Alors que la pression s'intensifie autour de Taïwan, le nouveau président de l'île Lai Ching-te a promis de défendre la démocratie face aux menaces chinoises et appelé la Chine à « cesser ses intimidations politiques et militaires », après avoir prêté serment ce lundi.
Dans son discours d'investiture au palais présidentiel de Taipei, Lai a évoqué de façon directe la menace de guerre après des années de pressions de la part de la Chine pour que Taïwan passe sous son contrôle. Le nouveau président a remercié les Taïwanais d'avoir résisté à l'influence « des forces extérieures et d'avoir résolument défendu la démocratie », affirmant que « l'ère glorieuse de la démocratie taïwanaise est arrivée ».
La cérémonie, durant laquelle a été aussi investie la nouvelle vice-présidente, Hsiao Bi-khim, s'est tenue au palais présidentiel de Taipei, la capitale. En marque de soutien, huit chefs d'Etat, des rares pays qui reconnaissent Taïwan, y ont participé ainsi que plusieurs dizaines de délégations.
Issu du Parti démocrate progressiste (PDP), le même mouvement que sa prédécesseure Tsai Ing-wen, Lai a été décrit par Pékin comme un « dangereux séparatiste » pour ses déclarations passées en faveur de l'indépendance de Taïwan. Il a depuis adouci son discours, et a promis lundi que son gouvernement « ne cédera pas, ne provoquera pas et maintiendra le statu quo », c'est-à-dire un équilibre qui préserve la souveraineté de Taïwan sans pour autant déclarer une indépendance formelle.

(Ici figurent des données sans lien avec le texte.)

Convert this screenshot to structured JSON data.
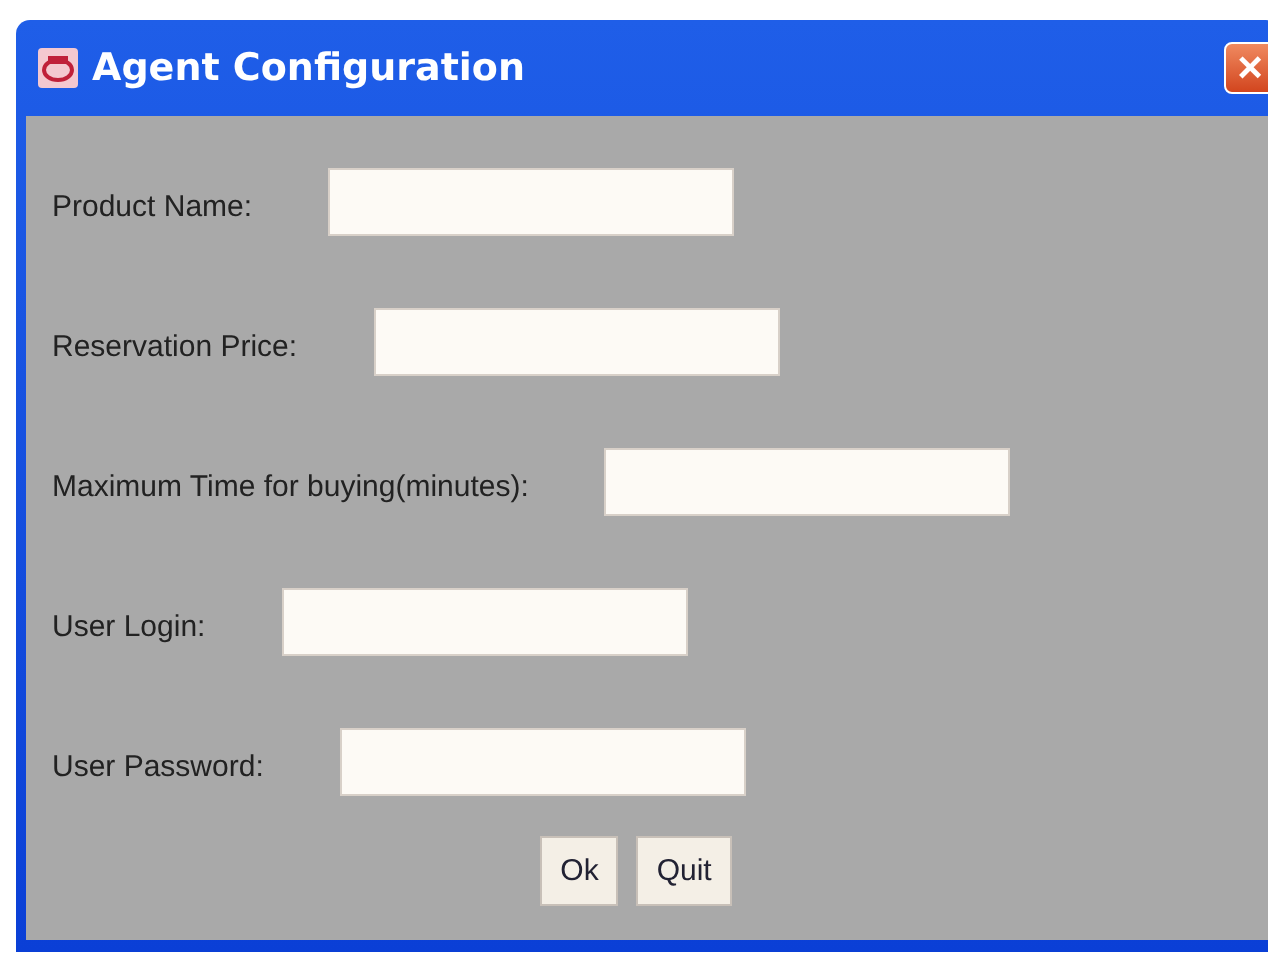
{
  "window": {
    "title": "Agent Configuration",
    "close": "×"
  },
  "fields": [
    {
      "label": "Product Name:"
    },
    {
      "label": "Reservation Price:"
    },
    {
      "label": "Maximum Time for buying(minutes):"
    },
    {
      "label": "User Login:"
    },
    {
      "label": "User Password:"
    }
  ],
  "buttons": [
    "Ok",
    "Quit"
  ]
}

Le nouveau président a donc appelé la Chine à « cesser ses intimidations politiques et militaires contre Taïwan ». Pékin doit « partager avec Taïwan la responsabilité envers le monde du maintien de la paix et de la stabilité dans le détroit de Taïwan », a-t-il plaidé. Pour rappel, l'île de 23 millions d'habitants est gouvernée de manière autonome depuis 1949, mais la Chine la considère comme une partie de son territoire et a affirmé vouloir la ramener sous son contrôle, par la force si nécessaire.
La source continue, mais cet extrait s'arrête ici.